The hosted Code supports XML widely through the system. xml namespace, and relies on the Traditional Visual Basic of COM.^{And C ++ applications can access Microsoft^{Similar functions in the XML Core Service (MSXML. However, these do not provide attractive options for local C ++ developers who need to quickly streamline XML analyzer. Start using xmllite.}}

This article describes the operations that you can perform on xmllite. However, first, to set expectations, I hope to quickly review the content not provided by xmllite, at least not provided in this initial version. For beginners, it neither provides the Document Object Model (DOM) implementation nor provides the XML architecture or document type definition (DTD) verification.

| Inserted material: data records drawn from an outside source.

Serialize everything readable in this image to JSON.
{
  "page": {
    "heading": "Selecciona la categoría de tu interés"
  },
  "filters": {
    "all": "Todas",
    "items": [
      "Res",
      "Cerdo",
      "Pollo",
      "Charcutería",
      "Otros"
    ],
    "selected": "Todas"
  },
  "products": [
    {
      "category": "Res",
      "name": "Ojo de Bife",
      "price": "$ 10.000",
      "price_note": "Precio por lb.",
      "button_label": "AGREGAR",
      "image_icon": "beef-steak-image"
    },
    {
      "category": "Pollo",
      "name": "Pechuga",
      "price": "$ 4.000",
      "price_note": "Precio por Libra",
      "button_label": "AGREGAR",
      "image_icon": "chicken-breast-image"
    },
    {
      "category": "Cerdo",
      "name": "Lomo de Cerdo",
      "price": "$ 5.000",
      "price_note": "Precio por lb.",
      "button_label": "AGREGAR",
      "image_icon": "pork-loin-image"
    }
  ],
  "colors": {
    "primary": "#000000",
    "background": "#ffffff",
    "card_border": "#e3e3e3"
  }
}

It also lacks support for advanced tools, such as cursor-based navigation (such as XPath), style sheets, and serialization. However, the function built on xmllite can fill in any gaps as needed. Almost all XML functions in Microsoft. NET Framework are also built on xmlreader and xmlwriter classes.

So what does xmllite provide? To put it simply, it provides non-cached only-in analyzer (the receiver programming model is provided) and non-cached only-in XML generators. It has been proved that the two are very valuable functions.

Why is a new XML analyzer available?

Developers are increasingly familiar with the libraries they use every day. By using XML widely, they will certainly ask questions about the New XML analyzer. To understand the value of this new analyzer, let's first consider the current situation of the XML analyzer.

Naturally, if the application already uses the. NET Framework, the decision is usually very simple: simply use system. xml. To prove this, xmllite is designed based on the xmlreader and xmlwriter classes in. NET Framework. Using xmllite from a hosted application written in C ++ usually has no advantage. Xmllite provides fewer functions than xmlreader and xmlwriter. (The table in Figure 1 illustrates how the main types in xmllite are mapped to the main types in. NET Framework .) On the other hand, if applications only use local code, MSXML is traditionally the solution of choice for Microsoft technology.

MSXML provides two XML analyzers with great differences. The first analyzer is the DOM implementation available in various situations. If a small XML document is used and the XML document needs to be randomly accessed for reading and writing in the memory, Dom implementation is a reasonable choice. Later versions of MSXML introduce the implementation of "Simple API for XML (sax2. Whether it is actually simple is controversial. When using sax2 (or even before the start), you need to implement at least two com interfaces: one for receiving notifications from each node in the XML document, and the other for receiving notifications of analysis errors.

The reason for adding the sax2 implementation to MSXML is as follows: Unlike the DOM implementation, the sax2 analyzer reads XML documents in the form of data streams and notifies you when to arrive at each node. This means that the memory usage of your application does not increase with the size of the analyzed document.

The internal complexity of the sax2 model lies in the fact that the. NET Framework does not provide its implementation. It requires implementation of interfaces or events, and forces developers to use more indirect programming models, requiring developers to manage other States that are doomed to complicate the application. On the contrary, the xmlreader and xmlwriter classes in. NET Framework, as well as the ixmlreader and ixmlwriter interfaces of xmllite provide easy-to-understand analyzer that can be used directly in functions without having to manage any external States or notifications.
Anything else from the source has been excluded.